Гонки со смертью | страница 28



Я вскочила, дернув Джесси за руку. Он оторвался от игры и встревоженно посмотрел на меня.

— По-моему, что-то стряслось. — сказала я.


В пяти милях от Чайна-Лейк я съехала с шоссе на обочину, на площадку для дальнобойщиков. Мне, конечно, не терпелось убраться подальше от этого города и преодолеть все двести миль на одном дыхании, но надо было заправить бак, а ближайшая бензоколонка ожидалась только через шестьдесят миль.

На автостоянке отеля мне почему-то вспомнились кадры из фильмов-катастроф, когда люди лихорадочно заталкивают в машины барахло и улепетывают на полной скорости, спасаясь от надвигающейся лавины. Жителям Чайна-Лейк улепетывать было некуда, и они, как я поняла, начали запасаться патронами и срочно обзаводиться собаками бойцовых пород.

Ветер бился о машину, на синем небе нещадно палило солнце. Я залила полный бак и взяла свой кошелек:

— Пойду куплю чего-нибудь попить.

Джесси приветствовал эту идею, подняв большие пальцы обеих рук.

Я направилась в придорожное кафе. Скользящая дверь открылась передо мной. Внутри охлажденный кондиционером воздух вылетал в окно. Буфетчица за стойкой смотрела по телевизору матч по рестлингу.

— Чего желаешь, детка? — спросила она.

— Две бутылки воды и пару бургеров с собой.

Она бросила гамбургеры в грильницу, а я пока решила наведаться в дамский туалет. Из головы не выходило перепуганное и расстроенное лицо Эбби. Сиси нашли убитой в зубоврачебном кабинете Уолли — это все, что я знала. Я склонилась над раковиной и сполоснула лицо холодной водой, потом посмотрела на себя в зеркало.

У меня за спиной стояла женщина, через мое плечо разглядывая мое отражение.

Я замерла. Я не видела, чтобы открывалась дверь, не слышала ее шагов по скрипучему полу. Она прислонилась спиной к стене и смотрела, изредка медленно моргая, как сиамская кошка.

— Да ты умывайся. Не обращай на меня внимания, — сказала она.

С моего мокрого лица капала на пол вода. Она вытянула из стойки бумажное полотенце и протянула мне.

Я вытерла лицо и руки.

— Ну здравствуй, Джекс.

— А чего ты так удивляешься?

— А чего ты разыгрываешь тут представление?
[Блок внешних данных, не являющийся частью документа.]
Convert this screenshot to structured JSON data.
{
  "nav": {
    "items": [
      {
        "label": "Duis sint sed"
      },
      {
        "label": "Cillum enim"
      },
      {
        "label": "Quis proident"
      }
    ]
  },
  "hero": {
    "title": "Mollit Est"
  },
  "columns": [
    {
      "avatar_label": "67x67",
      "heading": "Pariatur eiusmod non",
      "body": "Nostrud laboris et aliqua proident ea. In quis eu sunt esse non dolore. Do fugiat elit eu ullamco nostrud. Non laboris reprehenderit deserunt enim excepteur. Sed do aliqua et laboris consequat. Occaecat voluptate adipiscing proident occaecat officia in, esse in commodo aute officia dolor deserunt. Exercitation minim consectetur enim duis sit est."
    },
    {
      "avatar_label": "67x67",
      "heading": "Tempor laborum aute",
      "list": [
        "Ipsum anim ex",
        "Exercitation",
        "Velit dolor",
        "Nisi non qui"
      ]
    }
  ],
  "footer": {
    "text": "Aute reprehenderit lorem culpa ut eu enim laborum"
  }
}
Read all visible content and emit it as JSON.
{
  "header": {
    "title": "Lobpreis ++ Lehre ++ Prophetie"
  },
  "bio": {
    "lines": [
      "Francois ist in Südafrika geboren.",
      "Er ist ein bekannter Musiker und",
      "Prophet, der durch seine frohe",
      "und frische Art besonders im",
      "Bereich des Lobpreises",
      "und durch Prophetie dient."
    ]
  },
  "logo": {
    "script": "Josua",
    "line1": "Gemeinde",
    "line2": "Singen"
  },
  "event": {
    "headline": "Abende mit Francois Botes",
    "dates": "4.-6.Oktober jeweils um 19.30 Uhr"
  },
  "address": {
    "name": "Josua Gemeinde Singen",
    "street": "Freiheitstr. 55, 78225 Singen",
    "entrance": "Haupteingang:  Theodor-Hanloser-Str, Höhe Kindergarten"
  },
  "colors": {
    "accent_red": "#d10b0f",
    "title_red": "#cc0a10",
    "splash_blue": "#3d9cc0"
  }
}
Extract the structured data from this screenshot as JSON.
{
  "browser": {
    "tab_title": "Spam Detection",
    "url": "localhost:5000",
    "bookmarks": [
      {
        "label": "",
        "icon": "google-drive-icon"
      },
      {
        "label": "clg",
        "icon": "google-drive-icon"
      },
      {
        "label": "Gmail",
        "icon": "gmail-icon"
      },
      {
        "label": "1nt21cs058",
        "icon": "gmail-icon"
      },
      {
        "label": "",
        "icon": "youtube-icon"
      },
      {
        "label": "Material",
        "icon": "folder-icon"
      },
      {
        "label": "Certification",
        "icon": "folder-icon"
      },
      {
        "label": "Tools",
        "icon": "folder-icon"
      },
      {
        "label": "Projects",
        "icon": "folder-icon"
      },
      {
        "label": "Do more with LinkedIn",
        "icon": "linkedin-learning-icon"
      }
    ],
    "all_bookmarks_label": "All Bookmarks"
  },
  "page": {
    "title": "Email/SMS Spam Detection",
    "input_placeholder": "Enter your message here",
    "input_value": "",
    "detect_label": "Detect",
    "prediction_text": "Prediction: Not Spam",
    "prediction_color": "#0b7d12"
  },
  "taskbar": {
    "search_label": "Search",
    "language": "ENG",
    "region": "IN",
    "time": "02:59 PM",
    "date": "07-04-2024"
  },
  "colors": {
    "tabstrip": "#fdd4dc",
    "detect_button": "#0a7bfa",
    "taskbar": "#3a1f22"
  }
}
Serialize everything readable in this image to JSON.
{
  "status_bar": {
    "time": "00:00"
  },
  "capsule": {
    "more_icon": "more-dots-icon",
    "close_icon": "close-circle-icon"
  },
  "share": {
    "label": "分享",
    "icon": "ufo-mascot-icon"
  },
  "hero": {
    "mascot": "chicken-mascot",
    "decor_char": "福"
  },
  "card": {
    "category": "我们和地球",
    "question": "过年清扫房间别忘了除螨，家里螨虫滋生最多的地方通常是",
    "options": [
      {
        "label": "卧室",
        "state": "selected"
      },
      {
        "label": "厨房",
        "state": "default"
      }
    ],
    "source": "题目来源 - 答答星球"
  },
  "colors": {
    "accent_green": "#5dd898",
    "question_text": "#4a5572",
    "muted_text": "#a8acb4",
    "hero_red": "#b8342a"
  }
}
— Милая моя, мне сорок четыре года, и я дожила до этого возраста только потому, что знаю, когда разыгрывать представления, а когда нет.

Я смотрела на ее отражение в зеркале. Облегающая черная майка без рукавов казалась нарисованной. Свободные брюки оставляли простор воображению, но балетную осанку скрыть не могли. В ушах и на левой руке сверкали бриллианты — каратов по шесть, не меньше. На ее смуглой коже они смотрелись эффектно.